A Brighton teacher is hoping to take a bus full of pop-up classrooms to Calais to allow hundreds of people can be taught languages and new skills to help them move on with their journey.
Kate McAllister and a group of fellow teachers, plus nurses, artists and musicians, have launched a fundraising campaign to buy a bus and kickstart their project.
She has already raised a third of the £4,000 needed, and now needs more donations to get the makeshift school on the road to France.
She said: “Everyone’s doing a lot to give food and shelter and healthcare, but Unicef says that education is as important.
“People are queuing for clothes, showers, everything. While they’re queuing they could be practising their English or French or looking for jobs or learning new skills, both children and adults.
“A bus can itself be a classroom as well as storing pop up classrooms – literally just a boxes containing dry whiteboards, pens, dictionaries and smartphones so people can take a box of resources to somewhere where there are people gathered.
“One of our group has already been to Calais and another has experience of setting up schools in Africa. We’re now getting together volunteers who are going to go and teach the first set of lessons and get together people who are in the camp and know the skillset which is already there amongst the refugees themselves.

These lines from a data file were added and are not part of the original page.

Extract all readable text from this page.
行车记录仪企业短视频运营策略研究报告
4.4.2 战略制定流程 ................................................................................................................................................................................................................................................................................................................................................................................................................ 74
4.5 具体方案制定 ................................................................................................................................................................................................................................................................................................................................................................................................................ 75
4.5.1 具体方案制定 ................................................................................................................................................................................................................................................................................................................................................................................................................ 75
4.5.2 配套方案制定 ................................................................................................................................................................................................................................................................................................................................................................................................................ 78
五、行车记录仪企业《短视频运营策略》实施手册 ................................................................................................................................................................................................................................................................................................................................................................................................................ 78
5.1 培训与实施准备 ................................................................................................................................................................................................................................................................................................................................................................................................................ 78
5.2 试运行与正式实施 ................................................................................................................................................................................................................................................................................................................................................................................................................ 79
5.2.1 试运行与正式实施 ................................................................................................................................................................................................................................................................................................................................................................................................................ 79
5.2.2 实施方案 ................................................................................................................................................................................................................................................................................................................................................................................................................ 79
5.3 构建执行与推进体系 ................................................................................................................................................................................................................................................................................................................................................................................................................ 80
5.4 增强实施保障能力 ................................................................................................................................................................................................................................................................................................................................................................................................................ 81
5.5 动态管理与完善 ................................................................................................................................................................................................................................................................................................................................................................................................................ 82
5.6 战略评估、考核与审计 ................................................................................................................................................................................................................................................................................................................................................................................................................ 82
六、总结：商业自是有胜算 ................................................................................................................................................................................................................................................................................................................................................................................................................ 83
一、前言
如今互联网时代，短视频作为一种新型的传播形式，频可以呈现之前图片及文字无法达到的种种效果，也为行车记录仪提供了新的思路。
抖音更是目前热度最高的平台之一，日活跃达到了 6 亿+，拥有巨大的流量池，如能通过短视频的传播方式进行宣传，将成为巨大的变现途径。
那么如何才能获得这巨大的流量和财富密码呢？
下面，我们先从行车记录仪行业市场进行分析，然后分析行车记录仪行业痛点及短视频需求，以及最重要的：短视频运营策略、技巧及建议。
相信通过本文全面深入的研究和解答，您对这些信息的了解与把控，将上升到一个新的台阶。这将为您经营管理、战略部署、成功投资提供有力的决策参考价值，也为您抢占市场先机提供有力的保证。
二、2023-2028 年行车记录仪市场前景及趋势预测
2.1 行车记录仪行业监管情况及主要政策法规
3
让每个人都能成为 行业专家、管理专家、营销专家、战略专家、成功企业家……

“I rang around a few bus companies to see if any buses were for sale, and I was told to try eBay. I had a look and there is a company which is selling three buses for £3,000 plus VAT each.
“We’re asking people to put in whatever they can afford and once we have reached our target we have found a bus driver who can drive the bus to Brighton and onto Calais. I have then got teachers and nurses, artists and music therapists.
“One donation of £5 will got a really long way. Each pop up school can teach 40 people, and we can fit 20 pop up schools in the bus so we can reach 800 people who could be learning and accessing education.
“What people need is a solution to to help them move on with their journey. They can look at the job market in the countries they’re going to and work out what qualifications they would need and hopefully we can teach them.”